I've only been a part of the Choir for three years, but the Choir has been a part of me for nearly 37 years. Minnesota, with its choral tradition and strong music programs in every school, was the perfect place to prepare me for my lifelong dream of joining the Mormon Tabernacle Choir. My family remains in Minnesota, and the Choir has become my Utah family. When it was announced that we were heading to Minneapolis, I knew it was exactly so that my two families could finally meet. I'm still not sure if I am more excited about sharing the Choir with Minnesota or showing Minnesota to the Choir. Today has been a beautiful culmination, a perfect reunion. We started out our morning at our downtown hotel, just blocks from my old workplace, and hopped the Hiawatha Line for Minnehaha Falls. This was the perfect spot for me to drag my wonderful Utah family to meet with my Minnesota family. My parents, brother and sisters, and 22 nieces and nephews met us there, and I got to introduce my mountain family to Minnesota's beauty. My mom certainly felt some panic that I would invite all 580 of my traveling companions along for a picnic, but she agreed to make my favorite Mississippi mud bars and trust my judgment.

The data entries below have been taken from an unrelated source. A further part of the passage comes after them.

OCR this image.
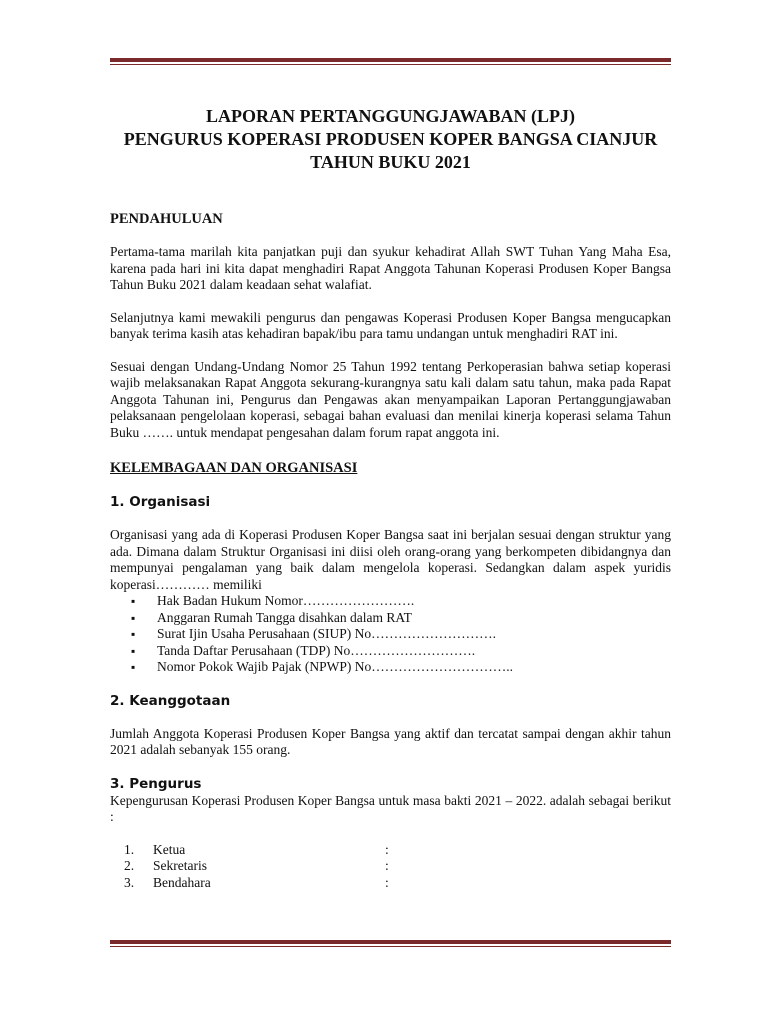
LAPORAN PERTANGGUNGJAWABAN (LPJ)
PENGURUS KOPERASI PRODUSEN KOPER BANGSA CIANJUR
TAHUN BUKU 2021
PENDAHULUAN

Pertama-tama marilah kita panjatkan puji dan syukur kehadirat Allah SWT Tuhan Yang Maha Esa, karena pada hari ini kita dapat menghadiri Rapat Anggota Tahunan Koperasi Produsen Koper Bangsa Tahun Buku 2021 dalam keadaan sehat walafiat.

Selanjutnya kami mewakili pengurus dan pengawas Koperasi Produsen Koper Bangsa mengucapkan banyak terima kasih atas kehadiran bapak/ibu para tamu undangan untuk menghadiri RAT ini.

Sesuai dengan Undang-Undang Nomor 25 Tahun 1992 tentang Perkoperasian bahwa setiap koperasi wajib melaksanakan Rapat Anggota sekurang-kurangnya satu kali dalam satu tahun, maka pada Rapat Anggota Tahunan ini, Pengurus dan Pengawas akan menyampaikan Laporan Pertanggungjawaban pelaksanaan pengelolaan koperasi, sebagai bahan evaluasi dan menilai kinerja koperasi selama Tahun Buku ……. untuk mendapat pengesahan dalam forum rapat anggota ini.

KELEMBAGAAN DAN ORGANISASI
1. Organisasi

Organisasi yang ada di Koperasi Produsen Koper Bangsa saat ini berjalan sesuai dengan struktur yang ada. Dimana dalam Struktur Organisasi ini diisi oleh orang-orang yang berkompeten dibidangnya dan mempunyai pengalaman yang baik dalam mengelola koperasi. Sedangkan dalam aspek yuridis koperasi………… memiliki

▪ Hak Badan Hukum Nomor…………………….
▪ Anggaran Rumah Tangga disahkan dalam RAT
▪ Surat Ijin Usaha Perusahaan (SIUP) No……………………….
▪ Tanda Daftar Perusahaan (TDP) No……………………….
▪ Nomor Pokok Wajib Pajak (NPWP) No…………………………..
2. Keanggotaan

Jumlah Anggota Koperasi Produsen Koper Bangsa yang aktif dan tercatat sampai dengan akhir tahun 2021 adalah sebanyak 155 orang.

3. Pengurus

Kepengurusan Koperasi Produsen Koper Bangsa untuk masa bakti 2021 – 2022. adalah sebagai berikut :

1.	Ketua	:
2.	Sekretaris	:
3.	Bendahara	:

After my family picnic, we Choir folk headed in for the sound check, where I was again reunited with more of my best memories. The last time I performed at the Target Center was in 1994, my senior year of high school, at the state high school hockey championship game. How times change! I've been telling anyone in my Choir family who will listen how important this Minnesota concert is for me. Where elsewhere the Mormon Tabernacle Choir is accepted as “America's Choir,” here in Minnesota, the choral tradition is so very strong we couldn't rest on our laurels but would have to prove it. In the land of St. Olaf and Dale Warland, of Stephen Paulus, Dominick Argento, and Rene Claussen, we would have to step up and be our very best. Here is where we must truly earn a standing ovation. As more personal motivation, I knew that my own high school band director and his wife, my high school English teacher, Jim and Carol Hallan, were in the audience. What an awesome thing to reunite with Mr. Hallan, who I still consider to be the most influential teacher from those teenage years. Despite the fact that we were the band, he used to have us sing at concerts, ending every school year with "God Bless America." I think the best way to thank the teacher who taught me the song and gave me the courage to find my voice is to return with “America's Choir” and sing for him. 

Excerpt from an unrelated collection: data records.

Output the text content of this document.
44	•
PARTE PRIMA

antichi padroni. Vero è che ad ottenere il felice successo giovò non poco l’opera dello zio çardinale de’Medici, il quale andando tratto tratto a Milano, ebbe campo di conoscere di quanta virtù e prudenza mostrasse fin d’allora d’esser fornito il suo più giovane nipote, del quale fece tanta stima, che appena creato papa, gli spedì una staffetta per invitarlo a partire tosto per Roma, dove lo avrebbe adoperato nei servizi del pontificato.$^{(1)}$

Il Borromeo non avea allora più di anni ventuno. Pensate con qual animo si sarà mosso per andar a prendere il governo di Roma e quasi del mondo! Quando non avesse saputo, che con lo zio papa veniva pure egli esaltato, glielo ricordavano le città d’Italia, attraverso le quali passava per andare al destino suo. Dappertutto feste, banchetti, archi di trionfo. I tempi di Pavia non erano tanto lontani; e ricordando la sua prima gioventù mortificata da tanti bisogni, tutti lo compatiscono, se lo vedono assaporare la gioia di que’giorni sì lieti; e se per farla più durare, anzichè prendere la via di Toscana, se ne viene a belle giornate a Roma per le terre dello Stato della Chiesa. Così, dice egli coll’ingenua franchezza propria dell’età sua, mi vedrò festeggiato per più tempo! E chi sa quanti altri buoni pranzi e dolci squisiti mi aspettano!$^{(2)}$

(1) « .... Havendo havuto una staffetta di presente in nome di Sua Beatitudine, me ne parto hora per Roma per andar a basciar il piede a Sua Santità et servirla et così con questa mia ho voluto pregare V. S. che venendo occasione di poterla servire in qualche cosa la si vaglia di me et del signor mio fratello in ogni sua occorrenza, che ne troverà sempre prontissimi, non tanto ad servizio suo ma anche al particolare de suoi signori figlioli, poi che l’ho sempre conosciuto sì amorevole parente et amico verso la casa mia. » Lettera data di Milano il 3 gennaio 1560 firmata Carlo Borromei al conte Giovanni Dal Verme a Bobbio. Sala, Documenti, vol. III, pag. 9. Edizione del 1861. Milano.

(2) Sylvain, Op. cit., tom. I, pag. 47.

The concert was perfect. Brian Newhouse did a marvelous job not only introducing the Choir and Orchestra, but introducing Minnesota to us. Mack Wilberg had reminded us again that of all of our audiences, this was our most discerning, but I think Brian's invitation for the audience to welcome us in four-part harmony really brought the message home to my Utah family. Minnesota sang a beautiful "Welcome Back" and made me proud. The women around me sat a little taller, and my neighbor marveled, "He asked for an E and they knew; they sang it!" A Minnesota audience is no ordinary audience! The Choir stepped up and even earned a few of Mack's rare and treasured dimpled smiles along the way. 

My families share their two greatest loves. In Minnesota, we are people of faith and we are musicians. In the Mormon Tabernacle Choir, we strive to share our faith through music. I might even say that the Mormon Tabernacle Choir has been a piece of Minnesota in Utah. For me, there is no more perfect way to cap off this tour than to unite my two families in the peace of all that we hold dear.